Almost in unison the others in the group asked what I planned to do. I couldn't answer, because at that point, I didn't yet know yet, so I made shit up on the fly.
"I'm working on a trap. We can't all be in on it, because...well it's better that not everyone knows. That way you can deny it if the shit hits the fan."
Some nodded in agreement and others, like Joe left my garage cursing like a sailor. Rob wasn't far behind. He was pissed, but not spewing venom like Joe. Mark and Steve stayed for another beer.
"So, Shawn, if you catch them, what's the plan, turn them into dog food for Chico?" We all laughed at my poor dog. He looked up from licking his balls when he heard his name, but otherwise, he couldn't have cared less.
Time was of the essence. I had five days to pull together my plan and catch the cat burglar's causing havoc in our neighborhood. I didn't have a bunch of faith in my plan. It wasn't what anyone would call elaborate, but it was all that I could come up with, and with the weekend approaching, it would be the best time to put it into play.

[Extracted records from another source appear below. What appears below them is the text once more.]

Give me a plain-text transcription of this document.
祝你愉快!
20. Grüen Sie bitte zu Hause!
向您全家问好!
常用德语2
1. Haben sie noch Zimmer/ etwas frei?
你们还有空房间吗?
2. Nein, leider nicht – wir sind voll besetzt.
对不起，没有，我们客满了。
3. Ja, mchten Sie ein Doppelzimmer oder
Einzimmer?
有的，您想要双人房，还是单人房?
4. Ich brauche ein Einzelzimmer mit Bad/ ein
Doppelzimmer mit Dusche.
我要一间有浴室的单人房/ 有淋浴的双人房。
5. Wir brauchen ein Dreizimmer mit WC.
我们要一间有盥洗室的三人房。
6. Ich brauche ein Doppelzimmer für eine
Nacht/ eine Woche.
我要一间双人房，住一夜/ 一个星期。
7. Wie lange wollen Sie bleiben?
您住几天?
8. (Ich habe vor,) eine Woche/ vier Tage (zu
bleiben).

I started by stringing up some motion sensors, infrared cameras that were equipped with full high-quality night vision. They were strategically placed in areas in my yard where they could go undetected. I was hoping to get close-ups on their faces, as evidence. Secondly, I went shopping.
I had been in the market for the past few years, I had wanted a new television, and there was no time like the present. I purchased a LG 65" 4K Smart TV from Costco. I put the packaging for the TV along with some other packaging that I had rummaged from the recycle bin at Home Depot roadside two days before my garbage day. I also took pictures of some of the higher valued things in my garage. My quad, my generator, my mitre and table saws, things like that and put them on Marketplace and a local Facebook page. I gave the reason for selling as having purchased new ones. The bait was out, and the trap was being set. Now all it would take was luck and time. The wait began.
Just before dusk on Saturday night, Steve drove past my house and waved. He was waving at his partner who was dressed in a ball cap and my coat. Carrying an overnight bag, Mark got into my truck, backed out of the driveway and drove away. Chico and I sat in complete darkness, still waiting.
The sting took a lot longer than I would have thought. At one point, I actually thought that they wouldn't show up. That all the planning and all the work that I had put into my plan, was not working. Maybe they hadn't taken the bait. But petty thieves have a thing about stealing "new" purchases. They are drawn to the temptation like a moth to the light, and just before midnight, I got an alert on my Iphone. The screen showed a single figure wearing all black, with a backpack slung over his shoulder. The would-be thief was standing outside the backdoor of my garage, with a pry bar in his hands.
Chico took my cue. Silence would be our friend. Sneaking through the house to the sliding backdoor on my deck, we would be able to flank our uninvited guest.